Last updated on Jul 27, 2017

HIV Subtyping Program

The HIVDB subtyping program assigns a subtype to a submitted sequence based on its pol sequence. The assigned subtype can be either a pure subtype, an established circulating recombinant form (CRF), a unique recombinant form (URF), a non-group M HIV-1 sequence or an HIV-2 sequence.

Following alignment of a submitted sequence, the program creates a concatenated sequence comprising PR +/- RT +/- IN. This sequence is then compared to a set of subtype-specific reference sequences. This comparison generates a table of uncorrected distances between the submitted sequence and each of the reference sequences.

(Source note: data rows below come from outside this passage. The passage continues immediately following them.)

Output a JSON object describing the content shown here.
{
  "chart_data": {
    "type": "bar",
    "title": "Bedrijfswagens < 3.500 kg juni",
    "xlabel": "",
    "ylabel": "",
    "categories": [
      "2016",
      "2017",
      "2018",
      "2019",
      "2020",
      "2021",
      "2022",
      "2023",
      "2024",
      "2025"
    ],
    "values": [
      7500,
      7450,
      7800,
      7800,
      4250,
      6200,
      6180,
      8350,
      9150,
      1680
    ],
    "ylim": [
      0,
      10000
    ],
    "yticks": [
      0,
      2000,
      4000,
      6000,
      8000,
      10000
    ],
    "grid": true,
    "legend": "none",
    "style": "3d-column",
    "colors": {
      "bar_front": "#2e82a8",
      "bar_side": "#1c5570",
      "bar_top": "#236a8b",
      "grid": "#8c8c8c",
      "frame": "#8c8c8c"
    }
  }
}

This distance is determined after masking codons at which the submitted sequence contains an SDRM. Nucleotide ambiguities that partially match a reference sequence nucleotide are counted as complete matches.

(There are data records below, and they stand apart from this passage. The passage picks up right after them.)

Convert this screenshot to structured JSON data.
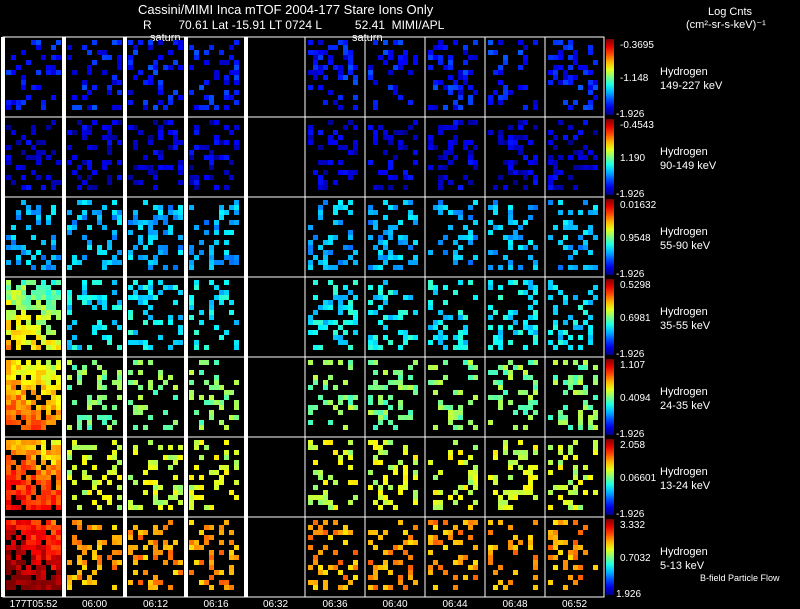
{
  "header": {
    "title": "Cassini/MIMI Inca mTOF  2004-177   Stare   Ions Only",
    "info": "R        70.61 Lat -15.91 LT 0724 L          52.41  MIMI/APL",
    "markers": [
      "saturn",
      "saturn"
    ],
    "units_line1": "Log Cnts",
    "units_line2": "(cm²-sr-s-keV)⁻¹"
  },
  "colors": {
    "background": "#000000",
    "frame": "#ffffff",
    "separator": "#ffffff"
  },
  "time_labels": [
    "177T05:52",
    "06:00",
    "06:12",
    "06:16",
    "06:32",
    "06:36",
    "06:40",
    "06:44",
    "06:48",
    "06:52"
  ],
  "footer_note": "B-field Particle Flow",
  "rows": [
    {
      "species": "Hydrogen",
      "range": "149-227 keV",
      "scale_max": "-0.3695",
      "scale_mid": "-1.148",
      "scale_min": "-1.926",
      "level": 0.14
    },
    {
      "species": "Hydrogen",
      "range": "90-149 keV",
      "scale_max": "-0.4543",
      "scale_mid": "1.190",
      "scale_min": "-1.926",
      "level": 0.08
    },
    {
      "species": "Hydrogen",
      "range": "55-90 keV",
      "scale_max": "0.01632",
      "scale_mid": "0.9548",
      "scale_min": "-1.926",
      "level": 0.3
    },
    {
      "species": "Hydrogen",
      "range": "35-55 keV",
      "scale_max": "0.5298",
      "scale_mid": "0.6981",
      "scale_min": "-1.926",
      "level": 0.36
    },
    {
      "species": "Hydrogen",
      "range": "24-35 keV",
      "scale_max": "1.107",
      "scale_mid": "0.4094",
      "scale_min": "-1.926",
      "level": 0.5
    },
    {
      "species": "Hydrogen",
      "range": "13-24 keV",
      "scale_max": "2.058",
      "scale_mid": "0.06601",
      "scale_min": "-1.926",
      "level": 0.58
    },
    {
      "species": "Hydrogen",
      "range": "5-13 keV",
      "scale_max": "3.332",
      "scale_mid": "0.7032",
      "scale_min": "1.926",
      "level": 0.72
    }
  ]
}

The distances table is sorted in ascending order. The subtype of the submitted sequence is determined by examining the closest matching reference sequence and applying a set of rules that make use of known properties of the different subtypes and CRFs:

  1. If the distance to the closest matching reference sequence is greater than 11%, the subtype is reported as unknown.
  2. If the distance to the closest matching reference sequence is below the distance upper-limit for that subtype and the closest matching reference is a pure subtype, CRF01_AE, CRF02_AG, or other non-simple CRF (as defined in the subtype properties table), then this subtype is reported to the user.
  3. If the distance to the closest matching reference sequence is below the distance upper-limit for that subtype and the closest matching reference is a simple CRF, then the program determines whether the submitted sequence contains sufficient coverage on either side of the established breakpoint(s) for that CRF. If there is sufficient coverage, then the program reports this CRF. Otherwise, the program reports the parent subtype for the region covered by the submitted sequence.
  4. If the distance to the closest matching reference sequence is above the distance upper-limit for that subtype and the closest matching reference is a CRF01_AE, CRF02_AG, or a simple CRF, we examine the original table for the next-closest matching parent sequence. If the distance to the parent sequence is within 1% of the closest matching sequence, then the parent sequence is reported. If the distance to the parent sequence is more than 1% greater than the distance to the recombinant, then we consider the subtype to be a URF and each of the parents of the recombinant are reported separated by a plus sign. Subtype A is considered to be the parent of CRF01_AE and subtypes A and G are considered to be the parents of CRF02_AG.
  5. If the distance to the closest matching reference sequence is above the distance upper-limit for that subtype and the closest matching reference is a pure subtype, then this pure subtype is reported to the user with a warning indicating that further analysis using a more sophisticated subtyping program is indicated.